Last night, we attended what I can only describe as a typical Maritime house/kitchen party. Except without the screech or incomprehensible accents.
Back in the early 1990s, Canada had a brief flirtation with popular Maritime music. While the Maritimes loved the music to begin with, the rest of us uncultured folk had to wait for the CanCon rules to bring it into the public eye.
Along with Leahy (who hit the big scene a couple of years earlier) and Great Big Sea (who rolled in with the tide a couple of years later), The Rankin Family made up a significant portion of the Maritime component of the Canadian airwaves.
I’d heard one or two of their tunes before. Nice, but I didn’t go out of my way to buy an album.
Alex, however, is a big fan of theirs, and has been for ages. In fact, she’d been at a Rankin concert the night before she had a horrific car accident that destroyed her just-purchased Rankin Family t-shirt. While laid up in hospital, a friend of family who knew the manager of the band got them to sign a new one. She’s never worn it.
The band broke up in 1999 as they’d wanted to pursue their own projects. A few short months later, John Morris Rankin was killed in an accident and the band’s future was questionable. Raylene battled breast cancer, and only a couple of weeks ago, Geraldine (one of the founding members) died from a brain aneurysm, which devastated the family yet again.
So when I saw a Ticketmaster alert for The Rankin Family, my first thought was “cover band”. But a bit of digging had me realize that this was actually the The Rankin Family (surviving members, of course). And they were touring, having recorded a new album. Conveniently, Christmas was just around the corner…
Due to an inability to walk the three blocks just prior to the Christmas break, I had to give Alex a printout of the ticket purchase rather than the tickets themselves. But, tickets in hand, we went to the show last night.
I will freely admit that I knew the tune of one Rankins song before going into the concert last night. One. “North Country.” Actually, to be fair, I knew the tune of the chorus. After that, I’m more than a tad rusty.

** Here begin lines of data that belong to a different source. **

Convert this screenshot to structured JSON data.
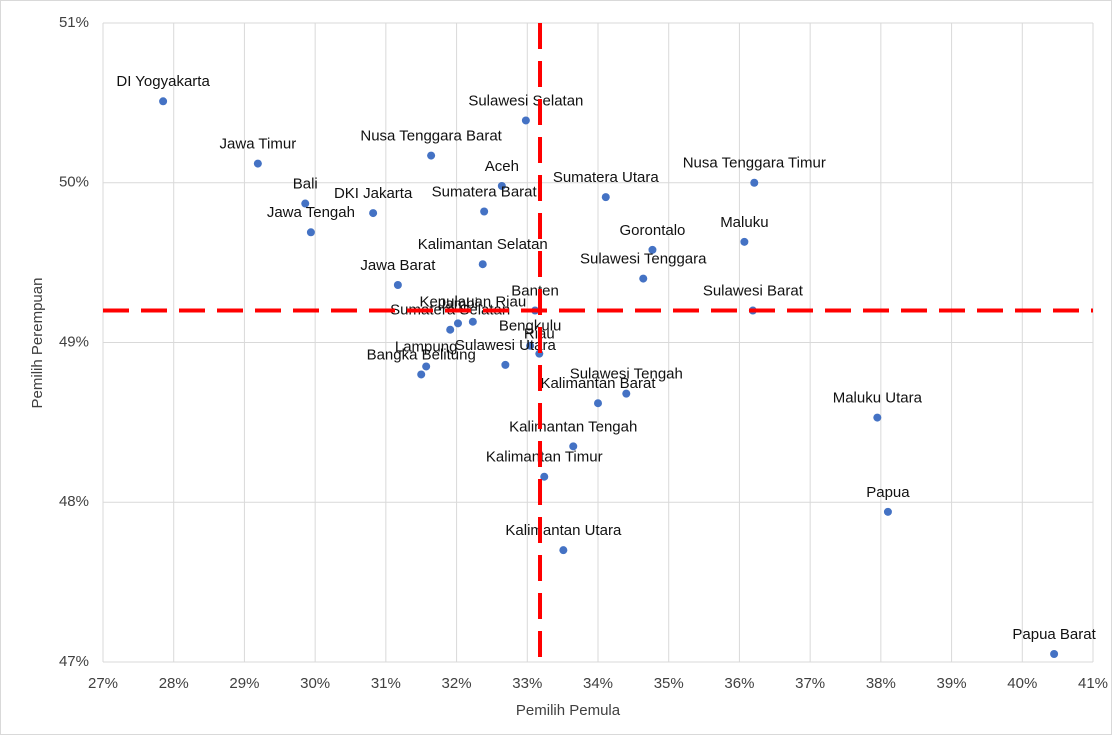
{
  "chart_data": {
    "type": "scatter",
    "xlabel": "Pemilih Pemula",
    "ylabel": "Pemilih Perempuan",
    "color": "#4472c4",
    "grid": true,
    "xlim": [
      27,
      41
    ],
    "ylim": [
      47,
      51
    ],
    "xticks": [
      {
        "value": 27,
        "label": "27%"
      },
      {
        "value": 28,
        "label": "28%"
      },
      {
        "value": 29,
        "label": "29%"
      },
      {
        "value": 30,
        "label": "30%"
      },
      {
        "value": 31,
        "label": "31%"
      },
      {
        "value": 32,
        "label": "32%"
      },
      {
        "value": 33,
        "label": "33%"
      },
      {
        "value": 34,
        "label": "34%"
      },
      {
        "value": 35,
        "label": "35%"
      },
      {
        "value": 36,
        "label": "36%"
      },
      {
        "value": 37,
        "label": "37%"
      },
      {
        "value": 38,
        "label": "38%"
      },
      {
        "value": 39,
        "label": "39%"
      },
      {
        "value": 40,
        "label": "40%"
      },
      {
        "value": 41,
        "label": "41%"
      }
    ],
    "yticks": [
      {
        "value": 47,
        "label": "47%"
      },
      {
        "value": 48,
        "label": "48%"
      },
      {
        "value": 49,
        "label": "49%"
      },
      {
        "value": 50,
        "label": "50%"
      },
      {
        "value": 51,
        "label": "51%"
      }
    ],
    "reference_lines": {
      "x": 33.18,
      "y": 49.2,
      "color": "#ff0000"
    },
    "labels": [
      "DI Yogyakarta",
      "Jawa Timur",
      "Bali",
      "Jawa Tengah",
      "DKI Jakarta",
      "Nusa Tenggara Barat",
      "Sulawesi Selatan",
      "Aceh",
      "Sumatera Barat",
      "Sumatera Utara",
      "Nusa Tenggara Timur",
      "Maluku",
      "Gorontalo",
      "Sulawesi Tenggara",
      "Kalimantan Selatan",
      "Jawa Barat",
      "Banten",
      "Sulawesi Barat",
      "Kepulauan Riau",
      "Jambi",
      "Sumatera Selatan",
      "Bengkulu",
      "Riau",
      "Sulawesi Utara",
      "Lampung",
      "Bangka Belitung",
      "Sulawesi Tengah",
      "Kalimantan Barat",
      "Maluku Utara",
      "Kalimantan Tengah",
      "Kalimantan Timur",
      "Papua",
      "Kalimantan Utara",
      "Papua Barat"
    ],
    "x": [
      27.85,
      29.19,
      29.86,
      29.94,
      30.82,
      31.64,
      32.98,
      32.64,
      32.39,
      34.11,
      36.21,
      36.07,
      34.77,
      34.64,
      32.37,
      31.17,
      33.11,
      36.19,
      32.23,
      32.02,
      31.91,
      33.04,
      33.17,
      32.69,
      31.57,
      31.5,
      34.4,
      34.0,
      37.95,
      33.65,
      33.24,
      38.1,
      33.51,
      40.45
    ],
    "y": [
      50.51,
      50.12,
      49.87,
      49.69,
      49.81,
      50.17,
      50.39,
      49.98,
      49.82,
      49.91,
      50.0,
      49.63,
      49.58,
      49.4,
      49.49,
      49.36,
      49.2,
      49.2,
      49.13,
      49.12,
      49.08,
      48.98,
      48.93,
      48.86,
      48.85,
      48.8,
      48.68,
      48.62,
      48.53,
      48.35,
      48.16,
      47.94,
      47.7,
      47.05
    ]
  }
}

The opening act was one woman. I honestly don’t remember her name now. But it was just her and her “band” — another guitarist. She started off with a cover of Sheryl Crow’s “A Change Would Do You Good”, skipping from one song to the next without much fanfare or chit-chat.

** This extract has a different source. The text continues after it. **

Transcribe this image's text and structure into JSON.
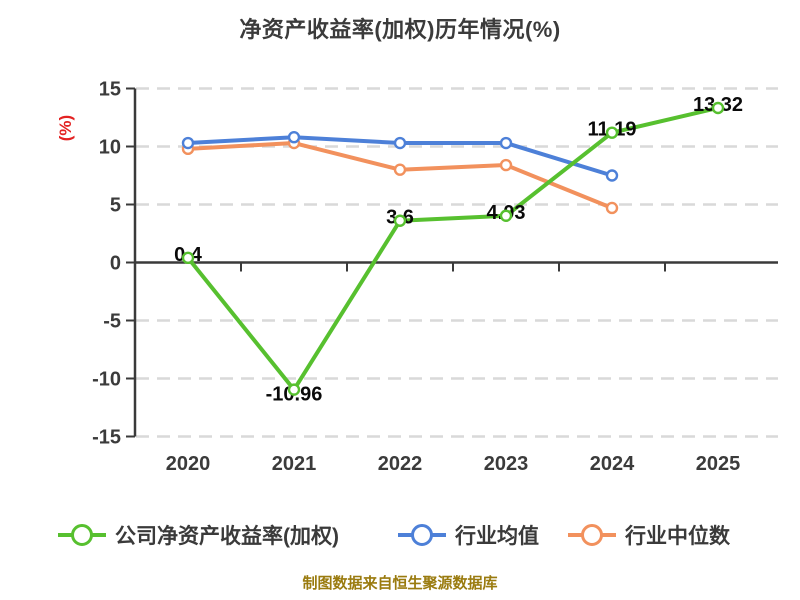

After a 30-odd minute intermission, The Rankins took stage. My first thought when I saw Jimmy was “he hasn’t changed much”. Cookie and Raylene … well, I hate to say it, but they reminded me of school teachers (which Alex later echoed). And believe me, this is not meant to be in any way derogatory. It is a fact, however, that you do not need to vamp it up like so many of the pop stars — true talent does not depend on the way one looks. And Raylene’s voice can still shake a stadium.
The stage was filled at one point with 12 people playing and singing. The Rankins travel in a troupe that includes a pianist, fiddler/keyboardist, drummer, bassist and guitar/banjoist. And they travel also with a new member of the performing Rankins: John Morris’ daughter, Molly.

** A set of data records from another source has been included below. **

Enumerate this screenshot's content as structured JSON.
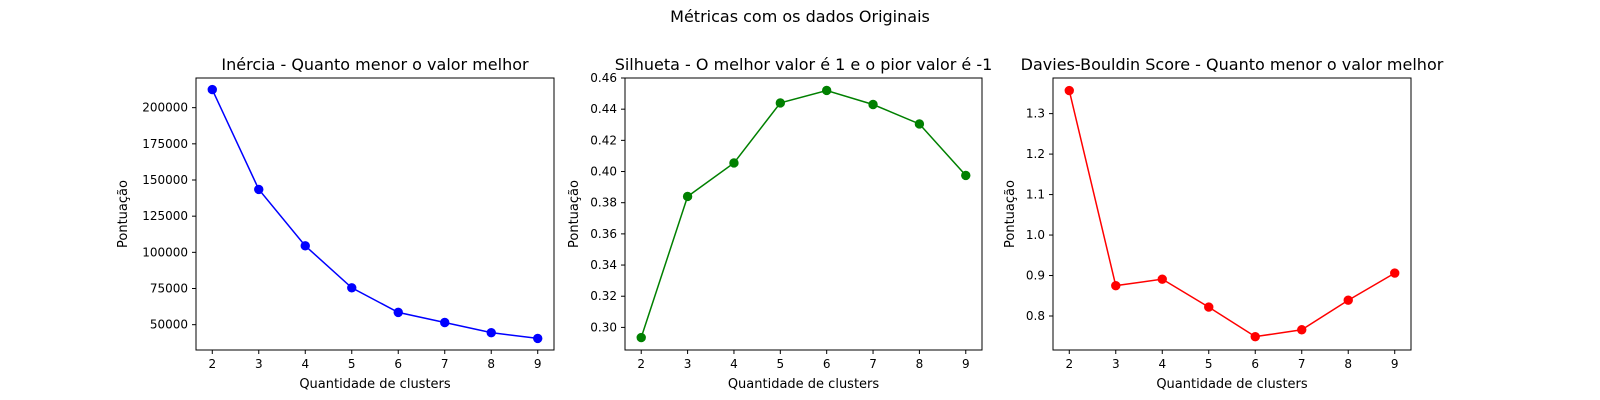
{
  "figure": {
    "suptitle": "Métricas com os dados Originais"
  },
  "chart_data": [
    {
      "type": "line",
      "title": "Inércia - Quanto menor o valor melhor",
      "xlabel": "Quantidade de clusters",
      "ylabel": "Pontuação",
      "x": [
        2,
        3,
        4,
        5,
        6,
        7,
        8,
        9
      ],
      "series": [
        {
          "values": [
            212500,
            143500,
            104500,
            75500,
            58500,
            51500,
            44500,
            40500
          ],
          "color": "#0000ff",
          "marker": "circle"
        }
      ],
      "xlim": [
        1.65,
        9.35
      ],
      "ylim": [
        32500,
        220500
      ],
      "xticks": [
        2,
        3,
        4,
        5,
        6,
        7,
        8,
        9
      ],
      "yticks": [
        50000,
        75000,
        100000,
        125000,
        150000,
        175000,
        200000
      ],
      "yticklabels": [
        "50000",
        "75000",
        "100000",
        "125000",
        "150000",
        "175000",
        "200000"
      ],
      "grid": false
    },
    {
      "type": "line",
      "title": "Silhueta - O melhor valor é 1 e o pior valor é -1",
      "xlabel": "Quantidade de clusters",
      "ylabel": "Pontuação",
      "x": [
        2,
        3,
        4,
        5,
        6,
        7,
        8,
        9
      ],
      "series": [
        {
          "values": [
            0.2935,
            0.384,
            0.4055,
            0.444,
            0.452,
            0.443,
            0.4305,
            0.3975
          ],
          "color": "#008000",
          "marker": "circle"
        }
      ],
      "xlim": [
        1.65,
        9.35
      ],
      "ylim": [
        0.2855,
        0.46
      ],
      "xticks": [
        2,
        3,
        4,
        5,
        6,
        7,
        8,
        9
      ],
      "yticks": [
        0.3,
        0.32,
        0.34,
        0.36,
        0.38,
        0.4,
        0.42,
        0.44,
        0.46
      ],
      "yticklabels": [
        "0.30",
        "0.32",
        "0.34",
        "0.36",
        "0.38",
        "0.40",
        "0.42",
        "0.44",
        "0.46"
      ],
      "grid": false
    },
    {
      "type": "line",
      "title": "Davies-Bouldin Score - Quanto menor o valor melhor",
      "xlabel": "Quantidade de clusters",
      "ylabel": "Pontuação",
      "x": [
        2,
        3,
        4,
        5,
        6,
        7,
        8,
        9
      ],
      "series": [
        {
          "values": [
            1.357,
            0.875,
            0.891,
            0.822,
            0.749,
            0.766,
            0.839,
            0.906
          ],
          "color": "#ff0000",
          "marker": "circle"
        }
      ],
      "xlim": [
        1.65,
        9.35
      ],
      "ylim": [
        0.716,
        1.388
      ],
      "xticks": [
        2,
        3,
        4,
        5,
        6,
        7,
        8,
        9
      ],
      "yticks": [
        0.8,
        0.9,
        1.0,
        1.1,
        1.2,
        1.3
      ],
      "yticklabels": [
        "0.8",
        "0.9",
        "1.0",
        "1.1",
        "1.2",
        "1.3"
      ],
      "grid": false
    }
  ]
}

Molly doesn’t feature too much in the show, and while she gets centre stage a couple of times (she sings a song, assumedly that she wrote; plays fiddle a couple of times; and stomps a mean clog), she doesn’t factor in very heavily into the show. I think the elder Rankins should include her more, personally. She would be a grand (permanent) addition.
One song stood out for me, but not for the music. “The Orangedale Whistle” is about the Orangedale station in Cape Breton. This stood out for me because I’ve been to the Orangedale Station (see [[Riding VIA Rail’s Bras D’or, Halifax to Sydney]], and the song is about how the trains ended and the building stands alone and empty. Which is true — the trains are gone (VIA no longer runs its Bras D’or train) and I shudder to think how few people visit the museum anymore.
The last couple of songs (before the encore) had everyone standing — everyone. I swear most of the audience was from the Maritimes, with a significant number seeming to be from Cape Breton. It was … loud. But in a good way.
I was actually sad the concert was over (Alex particularly so, since they didn’t play her favourite song: “Fare Thee Well Love”), as it was great music to listen to. Don’t get me wrong, I love seeing the killer acts, like David Bowie (see [[David Bowie Plays the Calgary Saddledome]], but the small, comfortable bands are worth every penny.